LA TIMES Carlin came from the universe that included Lenny Bruce and Richard Pryor, comedians who used profanity to turn politics inside out. For them, words were meant to draw blood from the powerful while shocking the comfortable out of their routine lives. . . He will always be remembered for his routine about the seven dirty words that could not be uttered on television. . . .

Carlin was arrested in 1972 in Milwaukee for using indecent language. In a separate case in 1973, a radio listener complained after a station played part of his album. That case went the Supreme Court, which in 1978 ruled in favor of the FCC, saying the radio station could not broadcast those words at times when children could be listening. Of the Surpeme Court ruling, Carlin said, "So my name is a footnote in American history, which I'm perversely kind of proud of.". . . He was the first host of "Saturday Night Live" and appeared some 130 times on "The Tonight Show.". . .

INTERNATIONAL HERALD TRIBUNE Early success and celebrity was as dinky and hollow as a gratuitous pratfall to Carlin. "I was entertaining the fathers and the mothers of the people I sympathized with, and in some cases associated with, and whose point of view I shared," he recalled later, as quoted in the book "Going Too Far" by Tony Hendra, which was published in 1987. "I was a traitor, in so many words. I was living a lie."
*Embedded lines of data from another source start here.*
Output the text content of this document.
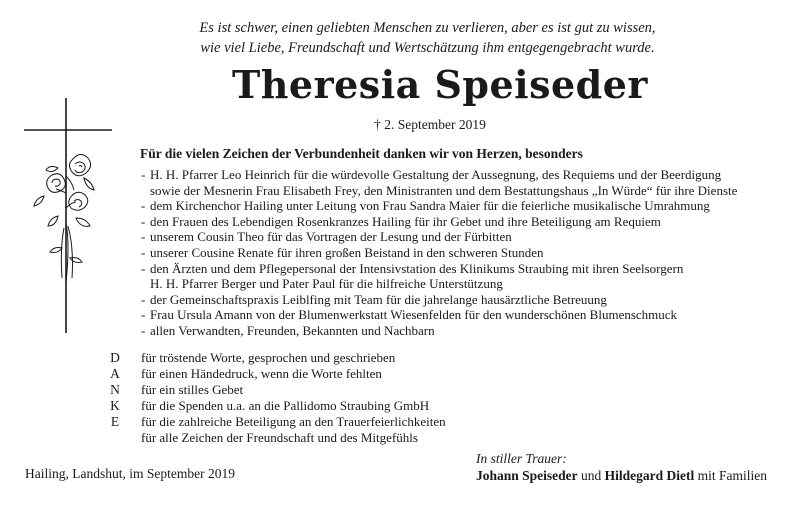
Es ist schwer, einen geliebten Menschen zu verlieren, aber es ist gut zu wissen,
wie viel Liebe, Freundschaft und Wertschätzung ihm entgegengebracht wurde.
Theresia Speiseder
† 2. September 2019
Für die vielen Zeichen der Verbundenheit danken wir von Herzen, besonders
- H. H. Pfarrer Leo Heinrich für die würdevolle Gestaltung der Aussegnung, des Requiems und der Beerdigung
sowie der Mesnerin Frau Elisabeth Frey, den Ministranten und dem Bestattungshaus „In Würde“ für ihre Dienste
- dem Kirchenchor Hailing unter Leitung von Frau Sandra Maier für die feierliche musikalische Umrahmung
- den Frauen des Lebendigen Rosenkranzes Hailing für ihr Gebet und ihre Beteiligung am Requiem
- unserem Cousin Theo für das Vortragen der Lesung und der Fürbitten
- unserer Cousine Renate für ihren großen Beistand in den schweren Stunden
- den Ärzten und dem Pflegepersonal der Intensivstation des Klinikums Straubing mit ihren Seelsorgern
H. H. Pfarrer Berger und Pater Paul für die hilfreiche Unterstützung
- der Gemeinschaftspraxis Leiblfing mit Team für die jahrelange hausärztliche Betreuung
- Frau Ursula Amann von der Blumenwerkstatt Wiesenfelden für den wunderschönen Blumenschmuck
- allen Verwandten, Freunden, Bekannten und Nachbarn
D
A
N
K
E
für tröstende Worte, gesprochen und geschrieben
für einen Händedruck, wenn die Worte fehlten
für ein stilles Gebet
für die Spenden u.a. an die Pallidomo Straubing GmbH
für die zahlreiche Beteiligung an den Trauerfeierlichkeiten
für alle Zeichen der Freundschaft und des Mitgefühls
Hailing, Landshut, im September 2019
In stiller Trauer:
Johann Speiseder und Hildegard Dietl mit Familien
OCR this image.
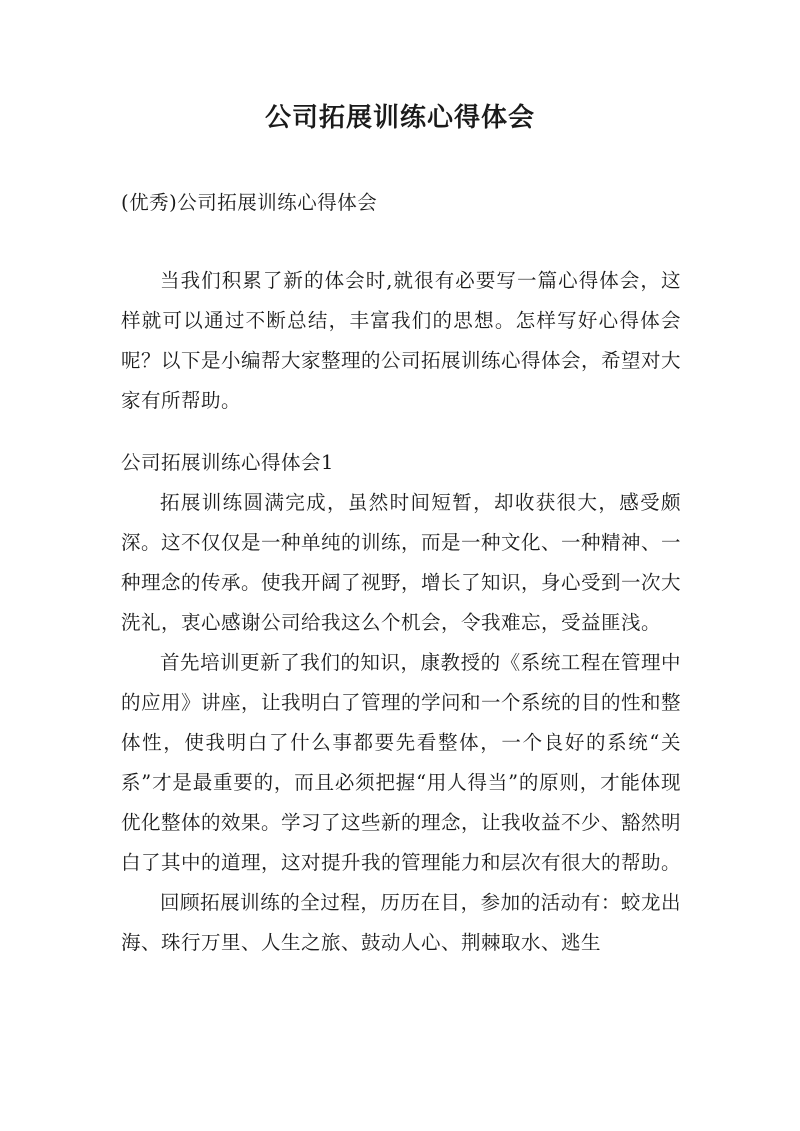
公司拓展训练心得体会
(优秀)公司拓展训练心得体会

当我们积累了新的体会时,就很有必要写一篇心得体会，这样就可以通过不断总结，丰富我们的思想。怎样写好心得体会呢？以下是小编帮大家整理的公司拓展训练心得体会，希望对大家有所帮助。

公司拓展训练心得体会1

拓展训练圆满完成，虽然时间短暂，却收获很大，感受颇深。这不仅仅是一种单纯的训练，而是一种文化、一种精神、一种理念的传承。使我开阔了视野，增长了知识，身心受到一次大洗礼，衷心感谢公司给我这么个机会，令我难忘，受益匪浅。

首先培训更新了我们的知识，康教授的《系统工程在管理中的应用》讲座，让我明白了管理的学问和一个系统的目的性和整体性，使我明白了什么事都要先看整体，一个良好的系统“关系”才是最重要的，而且必须把握“用人得当”的原则，才能体现优化整体的效果。学习了这些新的理念，让我收益不少、豁然明白了其中的道理，这对提升我的管理能力和层次有很大的帮助。

回顾拓展训练的全过程，历历在目，参加的活动有：蛟龙出海、珠行万里、人生之旅、鼓动人心、荆棘取水、逃生
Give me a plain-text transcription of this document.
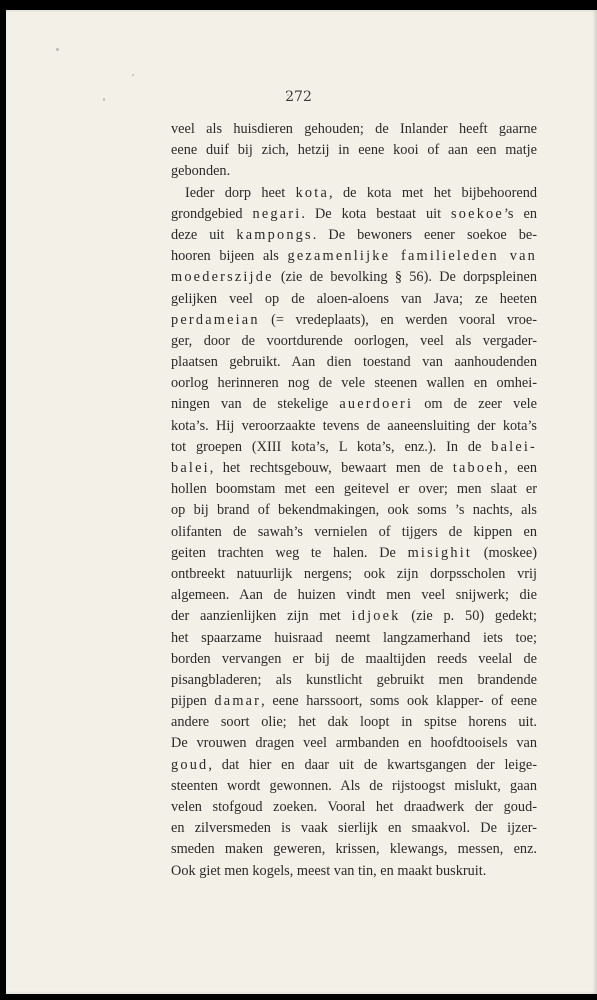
272
veel als huisdieren gehouden; de Inlander heeft gaarne
eene duif bij zich, hetzij in eene kooi of aan een matje
gebonden.
Ieder dorp heet kota, de kota met het bijbehoorend
grondgebied negari. De kota bestaat uit soekoe’s en
deze uit kampongs. De bewoners eener soekoe be-
hooren bijeen als gezamenlijke familieleden van
moederszijde (zie de bevolking § 56). De dorpspleinen
gelijken veel op de aloen-aloens van Java; ze heeten
perdameian (= vredeplaats), en werden vooral vroe-
ger, door de voortdurende oorlogen, veel als vergader-
plaatsen gebruikt. Aan dien toestand van aanhoudenden
oorlog herinneren nog de vele steenen wallen en omhei-
ningen van de stekelige auerdoeri om de zeer vele
kota’s. Hij veroorzaakte tevens de aaneensluiting der kota’s
tot groepen (XIII kota’s, L kota’s, enz.). In de balei-
balei, het rechtsgebouw, bewaart men de taboeh, een
hollen boomstam met een geitevel er over; men slaat er
op bij brand of bekendmakingen, ook soms ’s nachts, als
olifanten de sawah’s vernielen of tijgers de kippen en
geiten trachten weg te halen. De misighit (moskee)
ontbreekt natuurlijk nergens; ook zijn dorpsscholen vrij
algemeen. Aan de huizen vindt men veel snijwerk; die
der aanzienlijken zijn met idjoek (zie p. 50) gedekt;
het spaarzame huisraad neemt langzamerhand iets toe;
borden vervangen er bij de maaltijden reeds veelal de
pisangbladeren; als kunstlicht gebruikt men brandende
pijpen damar, eene harssoort, soms ook klapper- of eene
andere soort olie; het dak loopt in spitse horens uit.
De vrouwen dragen veel armbanden en hoofdtooisels van
goud, dat hier en daar uit de kwartsgangen der leige-
steenten wordt gewonnen. Als de rijstoogst mislukt, gaan
velen stofgoud zoeken. Vooral het draadwerk der goud-
en zilversmeden is vaak sierlijk en smaakvol. De ijzer-
smeden maken geweren, krissen, klewangs, messen, enz.
Ook giet men kogels, meest van tin, en maakt buskruit.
In 1970, Carlin discarded his suit, tie, and clean-cut image as well as the relatively conventional material that had catapulted him to the top. Carlin reinvented himself, emerging with a beard, long hair, jeans and a routine that, according to one critic, was steeped in "drugs and bawdy language." There was an immediate backlash. The Frontier Hotel in Las Vegas terminated his three-year contract, and, months later, he was advised to leave town when an angry mob threatened him at the Lake Geneva Playboy Club. Afterward, he temporarily abandoned the nightclub circuit and began appearing at coffee houses, folk clubs and colleges where he found a younger, hipper audience that was more attuned to both his new image and his material. . . Among the more controversial cuts was a routine euphemistically entitled "Shoot," in which Carlin explored the etymology and common usage of the popular idiom for excrement. The bit was part of the comic's longer routine "Seven Words That Can Never Be Said on Television," which appeared on his third album "Class Clown," also released in 1972.

"There are some words you can say part of the time. Most of the time 'ass' is all right on television," Carlin noted in his introduction to the then controversial monologue. "You can say, well, 'You've made a perfect ass of yourself tonight.' You can use ass in a religious sense, if you happen to be the redeemer riding into town on one - perfectly all right.". . .
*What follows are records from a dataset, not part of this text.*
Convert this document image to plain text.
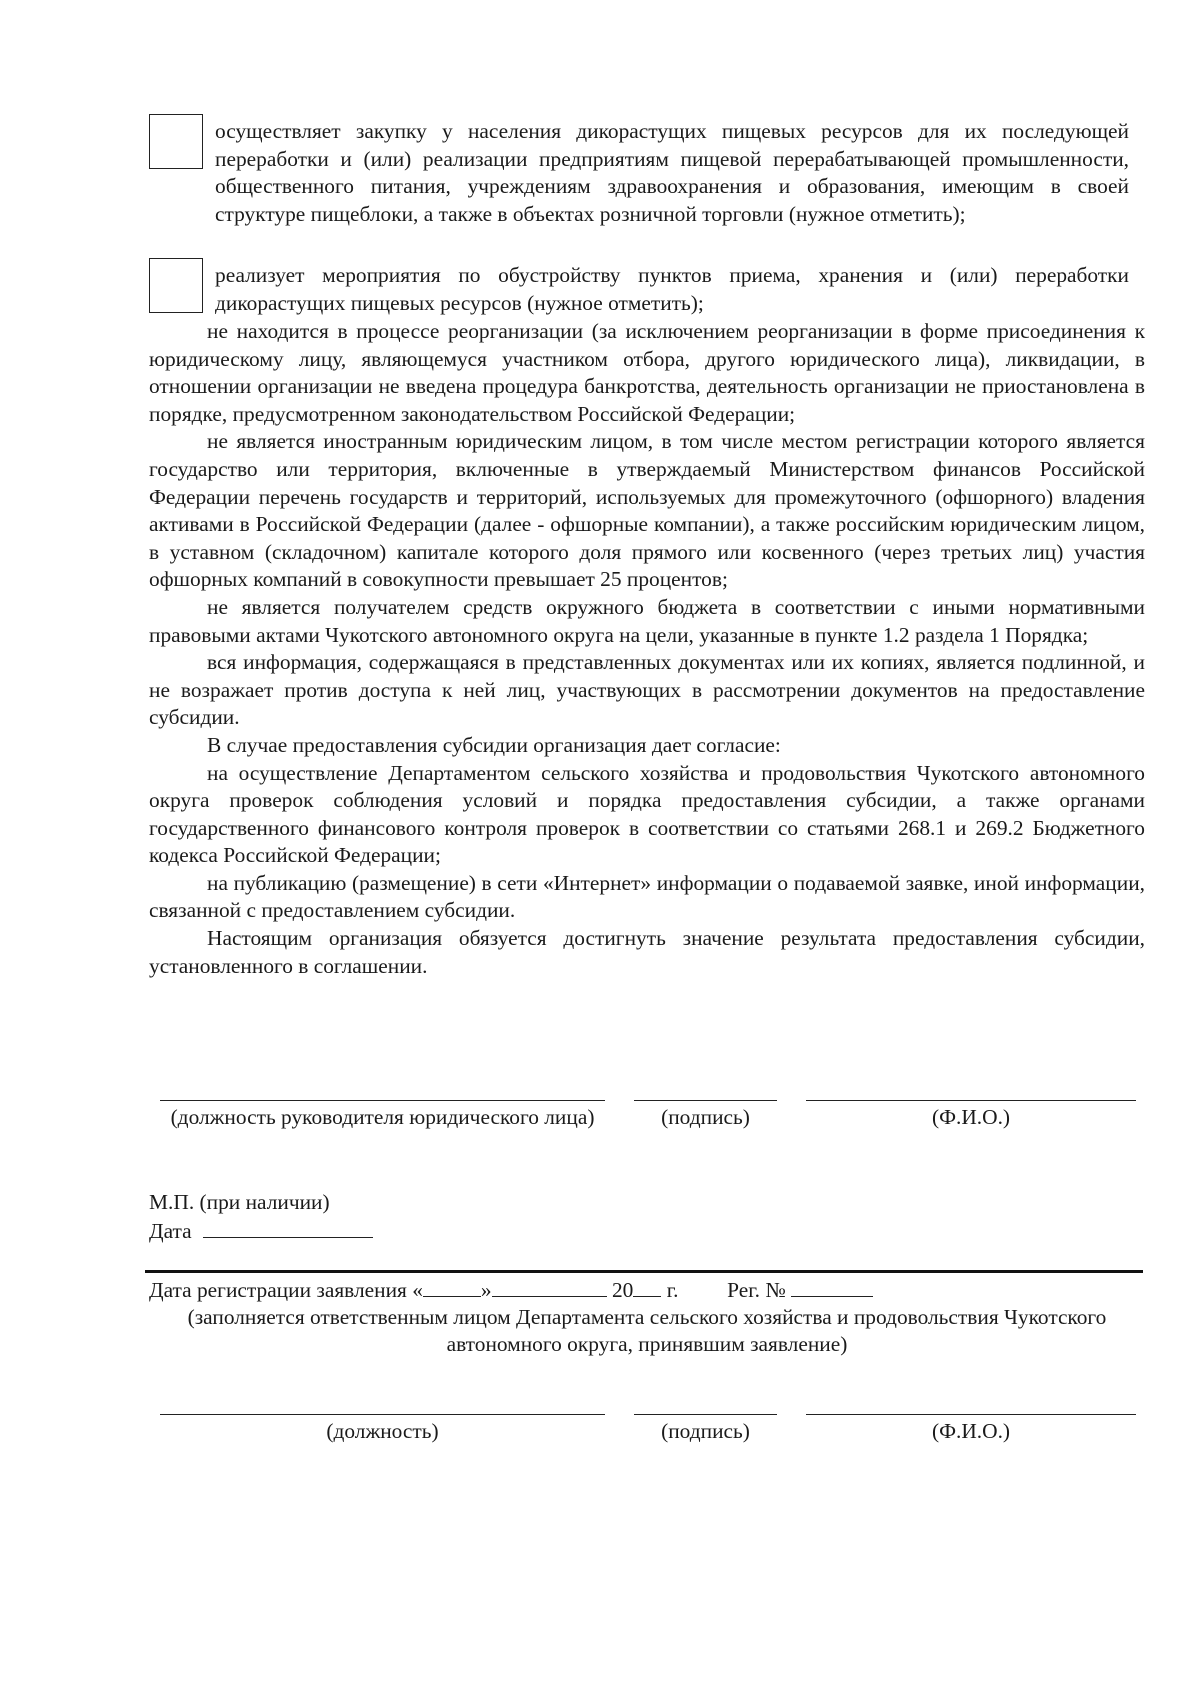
осуществляет закупку у населения дикорастущих пищевых ресурсов для их последующей переработки и (или) реализации предприятиям пищевой перерабатывающей промышленности, общественного питания, учреждениям здравоохранения и образования, имеющим в своей структуре пищеблоки, а также в объектах розничной торговли (нужное отметить);

реализует мероприятия по обустройству пунктов приема, хранения и (или) переработки дикорастущих пищевых ресурсов (нужное отметить);

не находится в процессе реорганизации (за исключением реорганизации в форме присоединения к юридическому лицу, являющемуся участником отбора, другого юридического лица), ликвидации, в отношении организации не введена процедура банкротства, деятельность организации не приостановлена в порядке, предусмотренном законодательством Российской Федерации;

не является иностранным юридическим лицом, в том числе местом регистрации которого является государство или территория, включенные в утверждаемый Министерством финансов Российской Федерации перечень государств и территорий, используемых для промежуточного (офшорного) владения активами в Российской Федерации (далее - офшорные компании), а также российским юридическим лицом, в уставном (складочном) капитале которого доля прямого или косвенного (через третьих лиц) участия офшорных компаний в совокупности превышает 25 процентов;

не является получателем средств окружного бюджета в соответствии с иными нормативными правовыми актами Чукотского автономного округа на цели, указанные в пункте 1.2 раздела 1 Порядка;

вся информация, содержащаяся в представленных документах или их копиях, является подлинной, и не возражает против доступа к ней лиц, участвующих в рассмотрении документов на предоставление субсидии.

В случае предоставления субсидии организация дает согласие:

на осуществление Департаментом сельского хозяйства и продовольствия Чукотского автономного округа проверок соблюдения условий и порядка предоставления субсидии, а также органами государственного финансового контроля проверок в соответствии со статьями 268.1 и 269.2 Бюджетного кодекса Российской Федерации;

на публикацию (размещение) в сети «Интернет» информации о подаваемой заявке, иной информации, связанной с предоставлением субсидии.

Настоящим организация обязуется достигнуть значение результата предоставления субсидии, установленного в соглашении.

(должность руководителя юридического лица)	(подпись)	(Ф.И.О.)
М.П. (при наличии)
Дата
Дата регистрации заявления «	»	20 г. Рег. №
(заполняется ответственным лицом Департамента сельского хозяйства и продовольствия Чукотского автономного округа, принявшим заявление)
(должность)	(подпись)	(Ф.И.О.)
During the course of his career, Carlin overcame numerous personal trials. His early arrests for obscenity (all of which were dismissed) and struggle to overcome his self-described "heavy drug use" were the most publicized. But in the '80s he also weathered serious tax problems, a heart attack and two open heart surgeries.

WIKIPEDIA Carlin also introduced the "Two Commandments", a revised "pocket-sized" list of the Ten Commandments in his HBO special Complaints and Grievances, ending with the additional commandment of "Thou shalt keep thy religion to thyself." Although raised in the Roman Catholic faith, Carlin often denounced the idea of God in interviews and performances. . . In mockery, he invented the parody religion Frisbeetarianism for a newspaper contest. He defined it as the belief that when a person dies "his soul gets flung onto a roof, and just stays there", and cannot be retrieved.

2 Comments:

At June 24, 2008 2:00 PM, Anonymous hippydippy weatherman said...

During a recent appearance on Keith Olbermann's MSNBC show, Carlin said that America was "finished" because "no one questions things anymore" and that the population had been bought off by distractions, toys and gizmos.

 
At June 24, 2008 4:53 PM, Anonymous Anonymous said...

RIP George. Another of the few surviving voices of intelligent criticism of the American status quo has been stilled, and there seems to be little hope of a new generation to take their places. Carlin will be much missed around our household.